Open Road Media digital reissue date: February 19, 2013
The first book in Philippa Carr’s celebrated Daughters of England series is at once a love story, a mystery, and an epic historical saga set during the tumultuous reign of Henry VIII.
Damask Farland, named after a rose, is captivated by the mysterious orphan Bruno. Discovered upon the abbey altar on Christmas morning, then raised by monks, Bruno becomes the great man whom Damask grows to love—only to be shattered by his cruel betrayal.
This dramatic coming-of-age novel is set in sixteenth-century England, during the chaotic years when Henry VIII stunned the royal court by setting his sights on Anne Boleyn. It’s also the tale of a man whom many believed to be a holy prophet … until a shocking truth is unearthed in the shadows of a centuries-old abbey.
Heat Rating: 1
Review Rating: 3.5 STARS
Review by Ginger Myrick
The Miracle at St. Bruno’s by Philippa Carr is the first novel in the Daughters of England series. It opens during the time of ‘the king’s secret matter’—King Henry VIII’s attempt to put away his first wife, Katherine of Aragon, to marry Anne Boleyn—and moves through the reigns of his successors, concluding shortly after the coronation of Elizabeth I. It is the coming of age story of Damask Farland, the daughter in a privileged household with mysterious ties to neighboring St. Bruno’s Abbey. The tale revolves around the relationship between Damask, her vibrant cousin Kate, and Bruno, the miracle child from next door. Damask finds herself caught up in the middle of the intrigue as the romantic idealizations of her youth deteriorate into a loveless union with a man desperately attempting to maintain his reputation of divine origin.
Painting a vivid picture rich with historical detail, The Miracle at St. Bruno’s gives an enlightening perspective of life in continual upheaval due to the fluctuation of the religious beliefs of those who sit on the throne. The focus is placed more on the setting and political implications of the day and their bearing on the general populace than on the characters themselves with the protagonist’s story being secondary. For me, the tale was too gloomy to hold any real romantic quality, and in my opinion, this book tends more toward straight historical fiction.
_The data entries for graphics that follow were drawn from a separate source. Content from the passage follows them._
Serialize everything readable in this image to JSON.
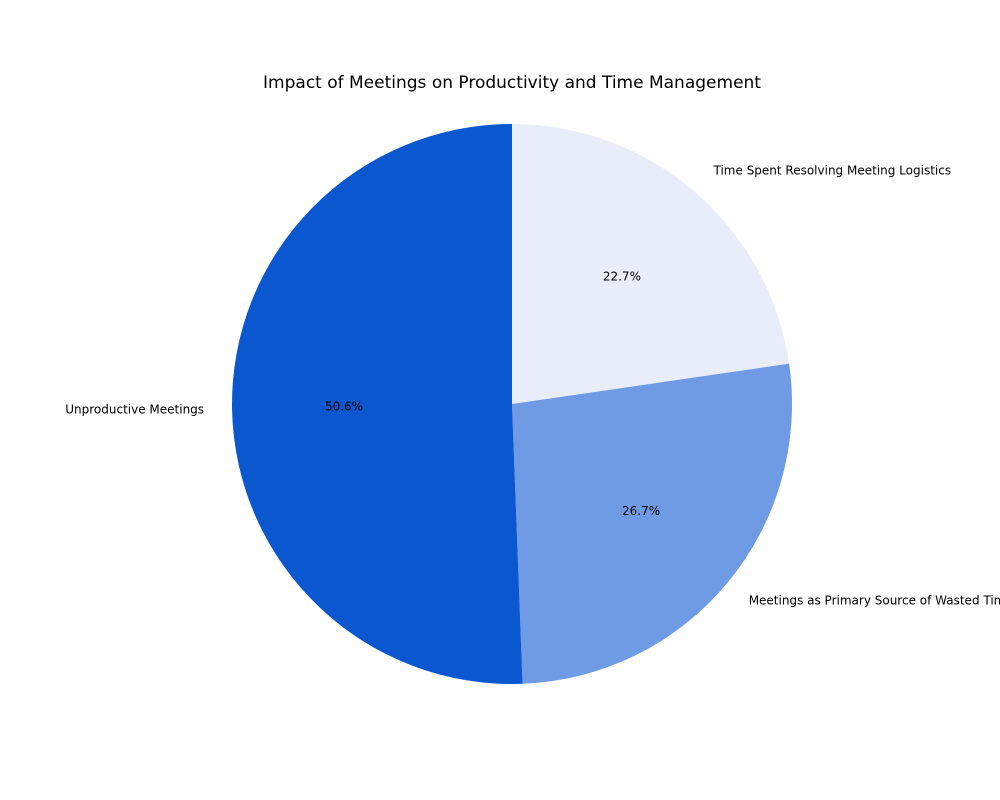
{
  "chart_data": {
    "type": "pie",
    "title": "Impact of Meetings on Productivity and Time Management",
    "slices": [
      {
        "label": "Time Spent Resolving Meeting Logistics",
        "value": 22.7,
        "display": "22.7%",
        "color": "#E8EDF9"
      },
      {
        "label": "Meetings as Primary Source of Wasted Time",
        "value": 26.7,
        "display": "26.7%",
        "color": "#6F9AE4"
      },
      {
        "label": "Unproductive Meetings",
        "value": 50.6,
        "display": "50.6%",
        "color": "#0B57D0"
      }
    ],
    "start_angle_deg": 90,
    "direction": "clockwise",
    "legend": "none"
  }
}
As an avid fan of Eleanor Hibbert, I had expected to love The Miracle at St. Bruno’s as much as her others but was disappointed by the slow moving and somewhat predictable plot, lukewarm characters, and uninspired relationships. There were moments of promise at which I began to anticipate an exciting new twist that never developed into any fulfilling conclusion. The edition I received had a preview of the second novel in the series, The Lion Triumphant, and within the first few pages it promised much more romance than book one. Only then did I realize that the first was written as a foundation for succeeding volumes. I would recommend this book to hardcore Hibbert fans, readers who plan to take on the entire series, and those who find pleasure in historical fiction that does not depend upon a romantic relationship to drive it.
Ginger Myrick was born and raised in Southern California. She is a self-described wife, mother, animal lover, and avid reader. Along with the promotion for THE WELSH HEALER, and EL REY, she is currently crafting her third novel, which takes place during post-Civil War New York. She is a Christian who writes historical fiction with a ‘clean’ love story at the core.